An anonymous reader responded to my earlier post about ABB not patching a ‘legacy control system’ for a vulnerability recently reported by ICS-CERT. That reader noted that:
“The ABB Cyber Security portal (http://www.abb.com/cybersecurity contains a detailed advisory on the vulnerability including a link to a whitepaper covering steps to improve the security of the WebWare components.”
The reader is absolutely correct. There is an advisory which does provide a little more detail than the ICS-CERT advisory. The ABB site does also include a ‘white paper’ about mitigation measures to protect the vulnerable WebWare application. That publication provides significantly more detailed mitigation information than does the ICS-CERT advisory; that is only to be expected. I think that ICS-CERT did a disservice to the cybersecurity community by not providing a link to either one or both of these documents in its advisory (one would normally expect to find similar links in these ICS-CERT documents) rather than just the generic comment:
“Users of these products are directed to the available documentation on mitigating risk and securing their machines and production environments.”
One would like to think that this was a simple oversight on the part of ICS-CERT and not a passive-aggressive response to the announcement that ABB would not patch this particular system because of its age. An update of the advisory providing one or more of these links would be appropriate.
Still Not a Patch
Still, ABB is not going to patch the affected versions of these products. The mitigation methods that they propose will be moderately successful at preventing attacks on these systems it they are properly employed, but that places the security burden on the technical cybersecurity competency of the owners and operators of the systems. A patch, on the other hand would remove the vulnerability in a manner that would only require the level of system competency necessary to operate the application in the first place.
They note that it is a ‘legacy product’ and it is no longer supported. The unstated reasoning is almost certainly that they have only limited programing resources and those are better spent developing new products and supporting existing products that are in wider use. And that is certainly a justifiable corporate strategy.
Now I don’t know how old the vulnerable WebWare applications are; probably ancient in computer-years. Nor do I know how many of these systems are in current service (nor do I suspect that ABB really knows). I do believe, however, that it is safe to assume that there are robotic manufacturing systems out there in the real world that are running under these vulnerable applications. And those systems are potentially open to serious cyberattacks via the vulnerabilities reported by McCorkle and Rios.

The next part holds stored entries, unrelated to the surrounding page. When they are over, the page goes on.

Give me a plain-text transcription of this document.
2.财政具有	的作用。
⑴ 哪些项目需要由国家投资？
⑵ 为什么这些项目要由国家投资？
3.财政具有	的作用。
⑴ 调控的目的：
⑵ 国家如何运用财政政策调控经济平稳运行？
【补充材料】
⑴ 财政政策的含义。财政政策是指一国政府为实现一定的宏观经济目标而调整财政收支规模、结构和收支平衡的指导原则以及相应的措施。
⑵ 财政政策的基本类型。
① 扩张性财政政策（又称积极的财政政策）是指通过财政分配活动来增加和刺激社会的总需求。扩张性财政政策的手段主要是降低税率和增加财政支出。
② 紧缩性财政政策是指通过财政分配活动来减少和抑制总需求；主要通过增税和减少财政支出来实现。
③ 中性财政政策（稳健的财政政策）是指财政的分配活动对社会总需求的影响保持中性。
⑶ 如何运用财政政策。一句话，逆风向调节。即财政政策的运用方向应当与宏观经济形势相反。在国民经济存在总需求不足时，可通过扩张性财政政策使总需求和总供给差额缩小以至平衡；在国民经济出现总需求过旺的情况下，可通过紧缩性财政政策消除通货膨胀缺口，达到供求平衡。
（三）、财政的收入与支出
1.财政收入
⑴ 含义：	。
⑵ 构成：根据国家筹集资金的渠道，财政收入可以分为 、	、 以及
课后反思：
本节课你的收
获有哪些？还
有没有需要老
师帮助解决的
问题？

Now this problem is not unique to ABB; they are just the company that is currently under the microscope. For decades the control system community, vendors and users alike, ignored security issues in the expectation that they were protected by the duality of isolation and obscurity. That is no longer the case, we know that these systems have exploitable vulnerabilities and more of the specific vulnerabilities are being identified every day.

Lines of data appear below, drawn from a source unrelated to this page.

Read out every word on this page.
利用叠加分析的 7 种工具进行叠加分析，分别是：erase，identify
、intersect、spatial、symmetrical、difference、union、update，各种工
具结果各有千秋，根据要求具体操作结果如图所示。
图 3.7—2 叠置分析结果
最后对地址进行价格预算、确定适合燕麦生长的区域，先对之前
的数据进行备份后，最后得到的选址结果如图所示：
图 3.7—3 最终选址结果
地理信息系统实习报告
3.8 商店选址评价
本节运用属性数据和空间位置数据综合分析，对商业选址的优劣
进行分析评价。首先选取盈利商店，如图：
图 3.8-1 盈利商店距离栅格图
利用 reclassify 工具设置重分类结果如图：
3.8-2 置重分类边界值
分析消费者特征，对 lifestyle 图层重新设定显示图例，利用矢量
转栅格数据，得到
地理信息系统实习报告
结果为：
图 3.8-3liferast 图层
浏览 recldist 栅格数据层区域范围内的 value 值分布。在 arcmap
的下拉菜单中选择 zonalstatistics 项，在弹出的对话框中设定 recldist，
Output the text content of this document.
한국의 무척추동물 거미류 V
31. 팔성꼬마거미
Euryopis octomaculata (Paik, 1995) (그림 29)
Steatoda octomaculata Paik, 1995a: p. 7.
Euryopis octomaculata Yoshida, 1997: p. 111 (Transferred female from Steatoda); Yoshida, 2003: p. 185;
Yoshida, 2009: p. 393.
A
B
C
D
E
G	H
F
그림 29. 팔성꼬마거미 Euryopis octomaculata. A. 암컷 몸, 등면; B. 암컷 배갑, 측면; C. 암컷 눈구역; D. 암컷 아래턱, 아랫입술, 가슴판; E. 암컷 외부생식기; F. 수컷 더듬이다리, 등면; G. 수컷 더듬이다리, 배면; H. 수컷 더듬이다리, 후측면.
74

Because of the cost and complexity of industrial control systems many of these legacy, completely unprotected, systems are going to be around for a while. The control system community is going to have to decide how to deal with the security of these legacy systems. Here are a couple of options:
• Ignore the problem until something blows up in our faces (the likely solution);
• Government requires vendors to provide security support to control systems in critical infrastructure in perpetuity (not very likely);
• Government requires critical infrastructure owners to upgrade control systems to security enabled versions (somewhat more likely but how do you define security enabled? Does WinCC count? Let Dale and Siemens argue that.);
• A new startup company of retired control systems engineers provides patching services for legacy systems (great idea but would current vendors give up old code? Probably not, too much code re-use.); or
• Congress provides tax incentives to upgrade unsupported legacy systems with new control systems (how many systems would be declared unsupported the day that law takes effect?).
I don’t have a good solution, but it is something that we as a community need to start talking about. If you’re a firm believer in government intervention, start talking with your pet congresscritter about getting this addressed in whatever cybersecurity legislation starts to move forward. If you’re an ICS owner, start talking with your vender to determine how much longer you’re active control system will continue to be supported and start thinking about upgrading with a secure by-design control system.